For Lucas George who has been dead 17 years

It smells like birthday candles in my living room,

Burnt wax and a single stream of rising smoke.

My youngest son has blown out the small flame dedicated 

To our ancestors, a request for blessings and an expression of gratitude,

His little voice murmured wishes and sweet incantations,

I overhead I wish you were still here and 

Something about his new comic book he is creating.

My heart was flooded of course, he couldn’t

Reach the candle even on his tippy toes,

So I had to push it closer to him,

His little breath only making the flame dance 

Until it was under his chin.

He blew with force and authority and I wondered

A little what he’d be like as a man

Even now while he is still mine as a little boy.

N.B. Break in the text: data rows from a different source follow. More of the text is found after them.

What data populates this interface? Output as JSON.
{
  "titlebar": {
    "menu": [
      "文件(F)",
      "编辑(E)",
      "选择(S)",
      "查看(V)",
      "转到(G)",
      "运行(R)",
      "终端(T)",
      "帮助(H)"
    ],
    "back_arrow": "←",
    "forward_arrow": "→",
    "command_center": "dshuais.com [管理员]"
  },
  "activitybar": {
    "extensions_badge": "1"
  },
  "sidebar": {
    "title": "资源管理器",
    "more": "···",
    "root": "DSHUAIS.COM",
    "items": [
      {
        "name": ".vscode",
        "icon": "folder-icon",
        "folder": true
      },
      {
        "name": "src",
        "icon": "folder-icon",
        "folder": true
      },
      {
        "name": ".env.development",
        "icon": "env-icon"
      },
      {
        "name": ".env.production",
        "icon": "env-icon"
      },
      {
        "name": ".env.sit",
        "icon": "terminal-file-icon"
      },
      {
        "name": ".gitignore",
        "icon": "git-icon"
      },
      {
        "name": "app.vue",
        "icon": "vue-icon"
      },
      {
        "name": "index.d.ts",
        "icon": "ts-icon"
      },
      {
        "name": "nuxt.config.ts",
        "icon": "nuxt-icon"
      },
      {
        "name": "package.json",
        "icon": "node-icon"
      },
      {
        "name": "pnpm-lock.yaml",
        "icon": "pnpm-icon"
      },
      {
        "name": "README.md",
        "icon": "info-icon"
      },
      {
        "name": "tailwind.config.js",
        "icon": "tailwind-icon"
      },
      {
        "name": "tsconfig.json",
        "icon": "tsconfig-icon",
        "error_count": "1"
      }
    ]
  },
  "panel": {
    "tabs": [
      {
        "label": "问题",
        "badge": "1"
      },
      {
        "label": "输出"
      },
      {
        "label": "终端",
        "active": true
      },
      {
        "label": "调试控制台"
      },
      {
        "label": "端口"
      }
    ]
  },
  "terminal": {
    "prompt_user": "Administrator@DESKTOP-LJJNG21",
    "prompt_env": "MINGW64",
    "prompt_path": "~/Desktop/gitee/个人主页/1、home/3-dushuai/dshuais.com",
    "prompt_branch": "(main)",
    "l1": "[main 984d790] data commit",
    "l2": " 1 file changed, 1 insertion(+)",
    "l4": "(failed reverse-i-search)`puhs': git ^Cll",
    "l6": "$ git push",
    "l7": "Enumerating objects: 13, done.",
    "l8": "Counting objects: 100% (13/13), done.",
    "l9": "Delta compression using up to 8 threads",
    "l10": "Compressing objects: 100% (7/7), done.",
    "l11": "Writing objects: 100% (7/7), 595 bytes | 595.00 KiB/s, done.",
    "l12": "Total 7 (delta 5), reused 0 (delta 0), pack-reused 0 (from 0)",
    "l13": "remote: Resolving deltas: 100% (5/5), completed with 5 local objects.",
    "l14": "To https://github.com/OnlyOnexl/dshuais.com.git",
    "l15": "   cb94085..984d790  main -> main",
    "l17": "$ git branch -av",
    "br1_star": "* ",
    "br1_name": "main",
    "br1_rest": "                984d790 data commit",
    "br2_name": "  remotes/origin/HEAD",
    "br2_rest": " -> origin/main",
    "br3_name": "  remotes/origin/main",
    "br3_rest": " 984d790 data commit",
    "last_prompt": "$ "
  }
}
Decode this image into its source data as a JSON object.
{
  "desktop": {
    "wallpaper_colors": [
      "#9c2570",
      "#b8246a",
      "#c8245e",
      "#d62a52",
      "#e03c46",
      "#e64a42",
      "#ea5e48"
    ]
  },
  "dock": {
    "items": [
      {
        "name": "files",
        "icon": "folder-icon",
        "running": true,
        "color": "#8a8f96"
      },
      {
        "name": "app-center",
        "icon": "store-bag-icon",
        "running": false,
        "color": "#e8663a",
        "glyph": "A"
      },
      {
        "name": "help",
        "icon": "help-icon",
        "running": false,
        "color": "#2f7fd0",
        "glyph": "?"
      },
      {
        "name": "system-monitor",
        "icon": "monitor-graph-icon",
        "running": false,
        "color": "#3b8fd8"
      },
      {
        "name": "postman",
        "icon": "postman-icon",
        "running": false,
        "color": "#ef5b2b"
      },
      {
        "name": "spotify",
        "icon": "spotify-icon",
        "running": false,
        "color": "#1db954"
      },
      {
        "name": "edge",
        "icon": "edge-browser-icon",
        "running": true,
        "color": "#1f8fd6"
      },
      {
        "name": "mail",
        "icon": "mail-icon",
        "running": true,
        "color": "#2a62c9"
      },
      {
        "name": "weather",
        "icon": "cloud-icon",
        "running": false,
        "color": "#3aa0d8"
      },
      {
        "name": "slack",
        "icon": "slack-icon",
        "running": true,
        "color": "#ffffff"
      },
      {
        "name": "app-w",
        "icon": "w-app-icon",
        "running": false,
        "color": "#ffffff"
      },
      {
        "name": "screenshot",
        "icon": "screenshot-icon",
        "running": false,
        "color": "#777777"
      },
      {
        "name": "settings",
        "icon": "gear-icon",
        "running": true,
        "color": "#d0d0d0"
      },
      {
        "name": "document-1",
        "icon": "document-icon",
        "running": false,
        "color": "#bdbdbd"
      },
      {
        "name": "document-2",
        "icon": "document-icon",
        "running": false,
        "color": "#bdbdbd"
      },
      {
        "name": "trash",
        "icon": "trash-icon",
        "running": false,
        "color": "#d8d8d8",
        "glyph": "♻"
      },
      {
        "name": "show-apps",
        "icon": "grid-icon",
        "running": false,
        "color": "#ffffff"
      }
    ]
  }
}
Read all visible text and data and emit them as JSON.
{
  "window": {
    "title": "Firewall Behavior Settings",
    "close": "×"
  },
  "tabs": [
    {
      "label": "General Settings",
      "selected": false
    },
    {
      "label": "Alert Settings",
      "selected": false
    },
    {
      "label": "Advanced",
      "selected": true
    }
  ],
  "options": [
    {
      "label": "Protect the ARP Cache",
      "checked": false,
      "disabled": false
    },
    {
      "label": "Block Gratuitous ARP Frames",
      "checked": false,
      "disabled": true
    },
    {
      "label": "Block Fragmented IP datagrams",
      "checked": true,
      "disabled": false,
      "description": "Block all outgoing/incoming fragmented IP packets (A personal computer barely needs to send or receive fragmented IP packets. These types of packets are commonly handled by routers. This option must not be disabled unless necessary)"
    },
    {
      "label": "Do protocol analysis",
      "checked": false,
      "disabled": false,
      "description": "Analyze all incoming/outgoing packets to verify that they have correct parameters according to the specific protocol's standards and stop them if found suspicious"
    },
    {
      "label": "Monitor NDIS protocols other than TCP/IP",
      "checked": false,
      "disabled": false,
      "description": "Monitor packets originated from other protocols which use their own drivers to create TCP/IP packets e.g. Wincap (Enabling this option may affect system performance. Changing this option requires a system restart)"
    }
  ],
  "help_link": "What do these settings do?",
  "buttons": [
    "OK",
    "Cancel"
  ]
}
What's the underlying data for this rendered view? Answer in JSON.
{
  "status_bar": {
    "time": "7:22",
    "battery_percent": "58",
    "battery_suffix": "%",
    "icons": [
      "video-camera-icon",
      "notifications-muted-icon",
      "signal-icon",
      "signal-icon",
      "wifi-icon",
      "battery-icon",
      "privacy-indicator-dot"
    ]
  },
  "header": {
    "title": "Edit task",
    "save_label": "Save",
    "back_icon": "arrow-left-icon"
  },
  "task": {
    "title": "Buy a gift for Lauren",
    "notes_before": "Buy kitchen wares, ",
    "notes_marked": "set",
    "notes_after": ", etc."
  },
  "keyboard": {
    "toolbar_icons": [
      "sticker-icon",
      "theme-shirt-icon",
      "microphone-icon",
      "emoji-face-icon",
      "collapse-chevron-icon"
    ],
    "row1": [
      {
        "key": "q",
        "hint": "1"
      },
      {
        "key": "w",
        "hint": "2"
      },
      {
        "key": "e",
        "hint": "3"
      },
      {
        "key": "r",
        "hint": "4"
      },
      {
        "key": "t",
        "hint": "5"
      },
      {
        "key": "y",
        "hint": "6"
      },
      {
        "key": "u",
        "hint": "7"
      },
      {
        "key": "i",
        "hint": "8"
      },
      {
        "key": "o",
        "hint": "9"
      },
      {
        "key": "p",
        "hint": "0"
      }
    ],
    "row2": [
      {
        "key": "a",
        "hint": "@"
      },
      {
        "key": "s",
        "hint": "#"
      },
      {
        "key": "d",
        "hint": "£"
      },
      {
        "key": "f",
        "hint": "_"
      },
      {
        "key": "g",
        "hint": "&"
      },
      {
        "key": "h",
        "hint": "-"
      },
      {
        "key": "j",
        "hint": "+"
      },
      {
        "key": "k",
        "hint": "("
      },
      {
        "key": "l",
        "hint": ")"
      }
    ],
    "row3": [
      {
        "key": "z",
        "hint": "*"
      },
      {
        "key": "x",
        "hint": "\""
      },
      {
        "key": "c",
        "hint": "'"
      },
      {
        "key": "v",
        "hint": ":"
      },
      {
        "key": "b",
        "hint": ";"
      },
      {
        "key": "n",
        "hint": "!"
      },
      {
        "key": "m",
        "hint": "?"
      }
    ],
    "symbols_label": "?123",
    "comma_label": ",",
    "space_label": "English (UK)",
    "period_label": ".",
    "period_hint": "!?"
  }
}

On this day my youngest brother has been dead the same amount 

Of time he had been alive.

A weird and wired realization that tangles and tickles

And drops me off here, 

A little more than stumped.

He has influenced much of my life, in some form or another,

The times I had with him and the times without,

Which are now tipping in the positive.

I am an adult now, a mother, although I was a mother

Of sorts to him too.

But now, a real mother, a mother of choosing,

A bearing and choice of a different weight.

The weight of my brother has been costly.

As I am exploring these verses my son 

Informs me that he has to poop,

And as he rushes to the bathroom he tells me

That he can wipe his butt all by himself.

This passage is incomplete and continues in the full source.